81 TARZIA, Giuseppe. “Le istruzioni del giudice alle parti nel processo civile”. Problemi del processo
civile di cognizione. Padova: CEDAM, 1989, p. 321 e ss. Também Cappelletti chega a cogitar essa
possibilidade de aconselhar a parte a suprir eventuais defeitos em seus atos postulatórios
(CAPPELLETTI, Mauro. El testimonio..., ob. cit., p. 320).
82 Ob. cit., p. 331 e 341/344.
Por outra parte, embora a previsão em questão se ligasse, primariamente, à
conduta processual da parte, não há dúvida de que a mesma gerava claros reflexos sob o
plano material. De fato, a conduta processual adotada pela parte poderia, não raro,
apresentar-se com efeitos semelhantes (embora não idênticos) ao da renúncia ao
direito.83
Se esta visão assistencialista do magistrado pode ser vista como exagerada e
inadequada na normalidade dos casos, certamente haverá situações excepcionais em que
ela poderá ser aplicada especialmente visando a equiparação das partes ou a perquirição
da efetiva existência de vontade da parte na renúncia parcial do direito.
É claro que, em princípio, poderia o legislador poderia atribuir este papel a
outra pessoa, que não o juiz. Em outros sistemas, confere-se ao Ministério Público este
papel, devendo, no Brasil, prestar-se a isto a Defensoria Pública.
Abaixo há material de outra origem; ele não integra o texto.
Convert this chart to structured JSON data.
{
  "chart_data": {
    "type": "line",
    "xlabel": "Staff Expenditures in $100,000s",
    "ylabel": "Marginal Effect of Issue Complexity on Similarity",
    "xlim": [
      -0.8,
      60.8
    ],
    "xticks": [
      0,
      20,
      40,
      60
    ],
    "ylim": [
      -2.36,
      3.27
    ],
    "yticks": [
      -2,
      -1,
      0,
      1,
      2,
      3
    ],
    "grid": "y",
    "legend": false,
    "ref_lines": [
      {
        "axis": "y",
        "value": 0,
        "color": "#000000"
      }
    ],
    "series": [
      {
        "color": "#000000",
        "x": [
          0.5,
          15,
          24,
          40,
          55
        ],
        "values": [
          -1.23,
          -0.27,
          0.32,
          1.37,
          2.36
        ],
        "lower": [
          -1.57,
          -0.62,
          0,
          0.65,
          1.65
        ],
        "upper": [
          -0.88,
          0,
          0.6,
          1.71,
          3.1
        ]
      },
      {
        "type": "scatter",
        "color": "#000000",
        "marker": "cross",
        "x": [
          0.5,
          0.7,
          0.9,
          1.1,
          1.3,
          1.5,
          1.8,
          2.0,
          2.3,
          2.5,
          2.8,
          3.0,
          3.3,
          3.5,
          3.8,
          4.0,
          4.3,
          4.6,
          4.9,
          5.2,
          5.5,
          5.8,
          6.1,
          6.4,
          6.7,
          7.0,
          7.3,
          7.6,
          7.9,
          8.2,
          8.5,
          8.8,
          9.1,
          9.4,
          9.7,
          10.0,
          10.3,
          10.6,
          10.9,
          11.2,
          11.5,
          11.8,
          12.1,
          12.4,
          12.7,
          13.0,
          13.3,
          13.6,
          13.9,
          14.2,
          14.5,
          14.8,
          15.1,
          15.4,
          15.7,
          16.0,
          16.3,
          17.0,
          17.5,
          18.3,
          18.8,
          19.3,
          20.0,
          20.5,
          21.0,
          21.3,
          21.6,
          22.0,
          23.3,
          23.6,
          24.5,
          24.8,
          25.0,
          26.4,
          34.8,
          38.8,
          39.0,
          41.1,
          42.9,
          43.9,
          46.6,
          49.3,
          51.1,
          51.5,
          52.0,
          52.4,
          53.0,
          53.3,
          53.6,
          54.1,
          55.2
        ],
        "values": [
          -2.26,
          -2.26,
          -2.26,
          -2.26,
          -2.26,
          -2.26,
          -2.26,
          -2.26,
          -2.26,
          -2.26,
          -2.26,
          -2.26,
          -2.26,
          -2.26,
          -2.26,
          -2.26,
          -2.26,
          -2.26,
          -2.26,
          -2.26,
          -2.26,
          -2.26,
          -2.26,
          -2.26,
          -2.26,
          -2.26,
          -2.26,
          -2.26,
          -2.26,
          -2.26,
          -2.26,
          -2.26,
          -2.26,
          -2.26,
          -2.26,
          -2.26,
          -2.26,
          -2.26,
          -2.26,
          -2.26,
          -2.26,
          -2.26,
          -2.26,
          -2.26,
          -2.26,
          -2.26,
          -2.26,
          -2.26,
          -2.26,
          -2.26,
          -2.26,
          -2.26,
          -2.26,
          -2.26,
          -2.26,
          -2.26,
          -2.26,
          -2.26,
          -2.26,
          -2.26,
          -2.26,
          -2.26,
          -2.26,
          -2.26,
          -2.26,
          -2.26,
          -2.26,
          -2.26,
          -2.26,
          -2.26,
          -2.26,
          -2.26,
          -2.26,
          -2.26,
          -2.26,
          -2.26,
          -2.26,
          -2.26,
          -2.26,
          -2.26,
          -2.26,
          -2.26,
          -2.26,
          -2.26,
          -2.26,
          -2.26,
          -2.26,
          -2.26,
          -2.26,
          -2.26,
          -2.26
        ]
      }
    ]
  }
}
Todavia, até que estes
órgãos estejam capacitados a atender a demanda enorme (considerada a parcela da
população brasileira que seria destinatária desse papel assistencial), ou mesmo
supletivamente, não há razão, ao que parece, para se desautorizar tal conduta ao
magistrado. Se o juiz deve assumir seu papel de agente político, comprometido com os
objetivos do Estado, parece razoável que ele deva zelar pela prestação de justiça
(efetiva) e pela adequada realização dos direitos.

83 Assim, por exemplo, a falta de prova das afirmações feitas, ou a ausência de defesa pelo réu, poderiam
– e geram normalmente – gerar a vitória da parte contrária, mesmo que, formalmente, devessem gerar
conseqüências distintas da renúncia ou do reconhecimento.